Over the course of some 20 years, art dealer and collector Ileana Sonnabend negotiated with federal regulators over a prized possession: "Canyon," a work by artist Robert Rauschenberg that combines a painting, a rope-trundled pillow and a stuffed bird. The problem was the bird—a young bald eagle of obscure origin. And now, five years after Ms. Sonnabend died, the problem continues to be the bird. Under federal statutes that prohibit any traffic in bald eagles or their remains, the artwork cannot legally be sold to anyone. And yet the Internal Revenue Service is demanding that Ms. Sonnabend's heirs pay $40 million in taxes on "Canyon." It's the sort of case where you wonder if the IRS agents are named Willem and Franz.
The mantle of art provides little mediation or mitigation when it comes to endangered species. When Lawrence M. Small was made secretary of the Smithsonian Institution a little more than a decade ago, he let some magazines photograph his collection of Amazonian tribal art, much of which was made of feathers of protected rain-forest birds. The articles and photos were perused with keen interest at the U.S. Fish and Wildlife Service, which soon began an investigation. That he considered the items art made no difference—Mr. Small eventually pleaded guilty to federal misdemeanor violations of the Migratory Bird Treaty Act.
Does it help if the artwork is famous? Perhaps, as art lawyer Ronald Spencer notes, it is "bad public relations to destroy works of art," and that can temper the urge to seize. Still, counting on enforcement agencies to be reasonable is a dicey strategy. What is deemed all right under one administration might be discovered to be not all right at all once different officials are in place. The stuffed bird adorning "Canyon" first caught the attention of Fish and Wildlife Service agents in 1981, when the artwork came back through U.S. Customs after a European tour. The Interior Department seems to have been rather accommodating at the time, giving Ms. Sonnabend a permit to hang on to the piece.
But it was a different story in 1998 when she tried to lend "Canyon" to an international retrospective of Mr. Rauschenberg's work. Federal officials notified the gallery it would have to "relinquish the carcass to the U.S. Fish and Wildlife Service" or donate the artwork to a nonprofit museum—unless "the carcass was taken from the wild prior to 1940" (when the Bald Eagle Protection Act became law).

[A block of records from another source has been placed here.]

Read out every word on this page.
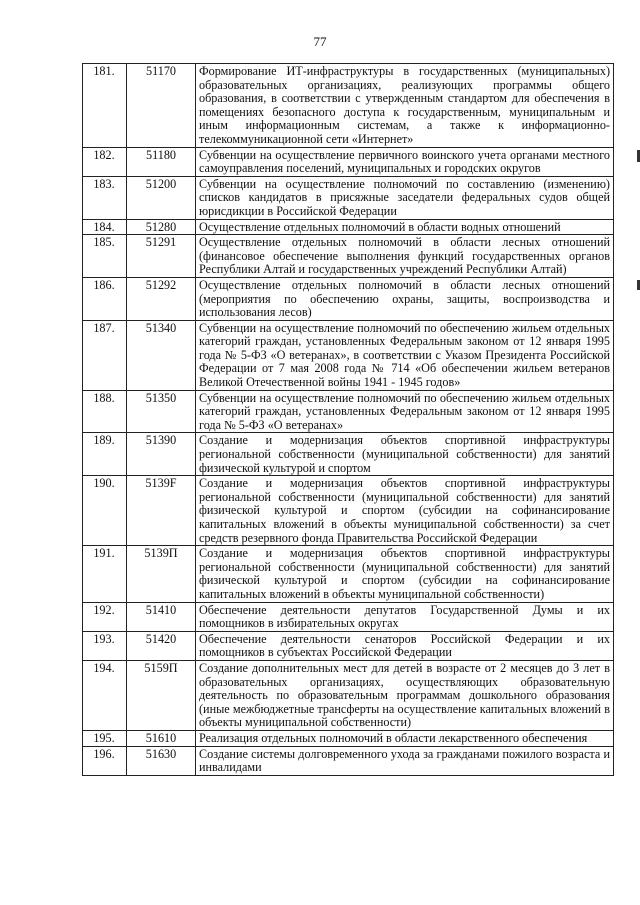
77
181.	51170	Формирование ИТ-инфраструктуры в государственных (муниципальных) образовательных организациях, реализующих программы общего образования, в соответствии с утвержденным стандартом для обеспечения в помещениях безопасного доступа к государственным, муниципальным и иным информационным системам, а также к информационно-телекоммуникационной сети «Интернет»
182.	51180	Субвенции на осуществление первичного воинского учета органами местного самоуправления поселений, муниципальных и городских округов
183.	51200	Субвенции на осуществление полномочий по составлению (изменению) списков кандидатов в присяжные заседатели федеральных судов общей юрисдикции в Российской Федерации
184.	51280	Осуществление отдельных полномочий в области водных отношений
185.	51291	Осуществление отдельных полномочий в области лесных отношений (финансовое обеспечение выполнения функций государственных органов Республики Алтай и государственных учреждений Республики Алтай)
186.	51292	Осуществление отдельных полномочий в области лесных отношений (мероприятия по обеспечению охраны, защиты, воспроизводства и использования лесов)
187.	51340	Субвенции на осуществление полномочий по обеспечению жильем отдельных категорий граждан, установленных Федеральным законом от 12 января 1995 года № 5-ФЗ «О ветеранах», в соответствии с Указом Президента Российской Федерации от 7 мая 2008 года № 714 «Об обеспечении жильем ветеранов Великой Отечественной войны 1941 - 1945 годов»
188.	51350	Субвенции на осуществление полномочий по обеспечению жильем отдельных категорий граждан, установленных Федеральным законом от 12 января 1995 года № 5-ФЗ «О ветеранах»
189.	51390	Создание и модернизация объектов спортивной инфраструктуры региональной собственности (муниципальной собственности) для занятий физической культурой и спортом
190.	5139F	Создание и модернизация объектов спортивной инфраструктуры региональной собственности (муниципальной собственности) для занятий физической культурой и спортом (субсидии на софинансирование капитальных вложений в объекты муниципальной собственности) за счет средств резервного фонда Правительства Российской Федерации
191.	5139П	Создание и модернизация объектов спортивной инфраструктуры региональной собственности (муниципальной собственности) для занятий физической культурой и спортом (субсидии на софинансирование капитальных вложений в объекты муниципальной собственности)
192.	51410	Обеспечение деятельности депутатов Государственной Думы и их помощников в избирательных округах
193.	51420	Обеспечение деятельности сенаторов Российской Федерации и их помощников в субъектах Российской Федерации
194.	5159П	Создание дополнительных мест для детей в возрасте от 2 месяцев до 3 лет в образовательных организациях, осуществляющих образовательную деятельность по образовательным программам дошкольного образования (иные межбюджетные трансферты на осуществление капитальных вложений в объекты муниципальной собственности)
195.	51610	Реализация отдельных полномочий в области лекарственного обеспечения
196.	51630	Создание системы долговременного ухода за гражданами пожилого возраста и инвалидами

But how to prove that? This is when the gallery again enjoyed the benefit of regulatory discretion. Mr. Rauschenberg was allowed to simply swear before a notary-public that the eagle was old enough to be legal. He told a quirky story about how the bird had come into his possession. It seems that an artist friend living in an apartment above Carnegie Hall rescued the dingus from the trash in 1959. The eagle, the story went, had belonged to an aged tenant who in his youth "was a member of Teddy Roosevelt's Rough Riders." According to Mr. Rauschenberg's notarized statement, "this Rough Rider acquired, from the wild, a bald eagle which he had taxidermed prior to 1940." When the old cowboy had died, his family tossed the unwanted bird in the garbage. Though the artist was recounting a third-hand tale of an unknown, unnamed cavalryman he had never met, Mr. Rauschenberg's account was accepted as appropriate documentation. Who said the feds can't be reasonable?
Not everyone gets such benefit of the doubt. Just imagine if Gibson Guitar Corp.—locked in a dispute with the Fish and Wildlife Service over the legality of foreign wood sourced for its instruments—had ever tried to offer proof of provenance as flimsy as the artist's notarized statement. But then again, in its dispute Gibson chose not to make nice. The company has been challenging Fish and Wildlife rulings in court. Which might help explain why, a year ago, heavily armed and body-armored agents descended on the company's Nashville factory to seize guitars and pallets of wood.
The Sonnabend heirs would ultimately find out how unreasonable enforcement agents can be. When the IRS first came looking for some payment on the unsalable "Canyon," the tax agency told an attorney working for the estate, Ralph E. Lerner, that the artwork was worth $15 million. But the lawyer refused to agree to that number, insisting that, because there is no legal market for the painting, it has no dollar value. Then, in what Mr. Lerner described to Forbes as the "most shocking part" of the whole fiasco, all of a sudden the IRS issued an official Notice of Deficiency declaring the Rauschenberg to be worth $65 million. Which would suggest that the market value of going along to get along is somewhere around $50 million.
The IRS valuation isn't necessarily crazy, even if its justification—the idea that an imagined black-market value should be binding on people not engaged in black-market transactions—is. But thanks to federal law, that value is entirely hypothetical.
How arbitrary is it to take a good off the market and then demand taxes be paid on an imaginary, indeed illegal, market price? The circumstances may be rare and peculiar, but the capriciousness of officials appears to be all too common.